Wielage, B. ; Deutsche Gesellschaft für Materialkunde e.V. -DGM-, Oberursel; TU Chemnitz:
Verbundwerkstoffe. 18. Symposium Verbundwerkstoffe und Werkstoffverbunde 2011 : 30. März bis 01. April 2011, Chemnitz
Chemnitz: Technische Universität Chemnitz, 2011 (Schriftenreihe Werkstoffe und Werkstofftechnische Anwendungen 41)
ISBN: 978-3-00-033801-4
pp.448-452
Symposium Verbundwerkstoffe und Werkstoffverbunde <18, 2011, Chemnitz>
German
Conference Paper, Electronic Publication
Fraunhofer IWU ()
Faserverbund; CFK; Leichtbau; Materialleichtbau; Strukturleichtbau; Topologieoptimierung; Querbalken; Trumpf; Laser; Produktivität; Maschinenbau

Abstract
Der Leichtbau spielt eine zunehmend wichtige Rolle nicht nur in den Branchen der Luft- und Raumfahrt, sondern auch im Fahrzeug-, Anlagen- und Maschinenbau sowie im Bauwesen. Die Motivation hierfür kann vielfältig sein. Häufig spielen dabei allerdings Aspekte wie die Ressourcenschonung in Herstellung und Betrieb sowie die Verbesserung spezifischer Bauteileigenschaften eine wesentliche Rolle.
Bei der Entwicklung leichter Strukturen gibt es verschiedene Herangehensweisen. Einerseits können Bauteile bzw. Baugruppen mit Hilfe der Finite-Elemente-Methode (FEM) topologisch optimiert werden. Mit der Software können die Bereiche des zu optimierenden Bauteils identifiziert werden, an denen eine Materialanhäufung im Sinne des Kraftflusses zweckmäßig ist. Ziel ist dabei immer, mit möglichst wenig Material identische oder sogar bessere Eigenschaften gegenüber der konventionellen Lösung zu erzielen.

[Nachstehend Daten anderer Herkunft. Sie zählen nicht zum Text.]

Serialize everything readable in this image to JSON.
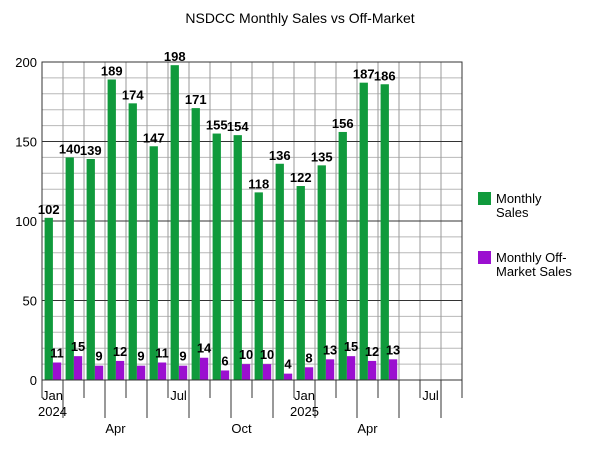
{
  "chart_data": {
    "type": "bar",
    "title": "NSDCC Monthly Sales vs Off-Market",
    "xlabel": "",
    "ylabel": "",
    "ylim": [
      0,
      200
    ],
    "yticks": [
      0,
      50,
      100,
      150,
      200
    ],
    "grid": true,
    "legend_position": "right",
    "categories": [
      "Jan 2024",
      "Feb 2024",
      "Mar 2024",
      "Apr 2024",
      "May 2024",
      "Jun 2024",
      "Jul 2024",
      "Aug 2024",
      "Sep 2024",
      "Oct 2024",
      "Nov 2024",
      "Dec 2024",
      "Jan 2025",
      "Feb 2025",
      "Mar 2025",
      "Apr 2025",
      "May 2025",
      "Jun 2025",
      "Jul 2025",
      "Aug 2025"
    ],
    "x_tick_labels": [
      {
        "index": 0,
        "lines": [
          "Jan",
          "2024"
        ]
      },
      {
        "index": 3,
        "lines": [
          "Apr"
        ]
      },
      {
        "index": 6,
        "lines": [
          "Jul"
        ]
      },
      {
        "index": 9,
        "lines": [
          "Oct"
        ]
      },
      {
        "index": 12,
        "lines": [
          "Jan",
          "2025"
        ]
      },
      {
        "index": 15,
        "lines": [
          "Apr"
        ]
      },
      {
        "index": 18,
        "lines": [
          "Jul"
        ]
      }
    ],
    "series": [
      {
        "name": "Monthly Sales",
        "legend_lines": [
          "Monthly",
          "Sales"
        ],
        "color": "#109a3c",
        "values": [
          102,
          140,
          139,
          189,
          174,
          147,
          198,
          171,
          155,
          154,
          118,
          136,
          122,
          135,
          156,
          187,
          186,
          null,
          null,
          null
        ]
      },
      {
        "name": "Monthly Off-Market Sales",
        "legend_lines": [
          "Monthly Off-",
          "Market Sales"
        ],
        "color": "#9b0fd0",
        "values": [
          11,
          15,
          9,
          12,
          9,
          11,
          9,
          14,
          6,
          10,
          10,
          4,
          8,
          13,
          15,
          12,
          13,
          null,
          null,
          null
        ]
      }
    ]
  }
}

Andererseits gibt es die Möglichkeit, Materialien komplett oder teilweise zu substituieren. Zweck der daraus resultierenden Hybridbauweise ist, entsprechend den lokalen Anforderungen in einer Konstruktion das jeweilige Material zu verwenden, welches diese am besten erfüllen kann. Diese Herangehensweisen sind nicht zwangsläufig klar trennbar. Aus diesem Grund versteht sich die Abteilung "Funktionsintegrierter Leichtbau“ des Fraunhofer IWU als ein Anbieter zur Entwicklung von Leichtbaulösungen im gesamtheitlichen Ansatz. Neben der Topologieoptimierung komplexer Strukturen verfügt die Abteilung über ein vielfältiges Know-How bei der Kombination verschiedenster Materialien. Besonders hervorzuheben sind an dieser Stelle die Erfahrung im Bereich des Metallschaums und der Faserverbunde in jeglicher Kombination mit anderen Materialien. Insbesondere mit der leichtbautypischen Sandwichbauweise konnten vielfach Bauteiloptimierungen realisiert werden. Die Aufgabenbereiche erstrecken sich von der Konstruktion und Simulation bis zur Umsetzung von Prototypen und Kleinserien.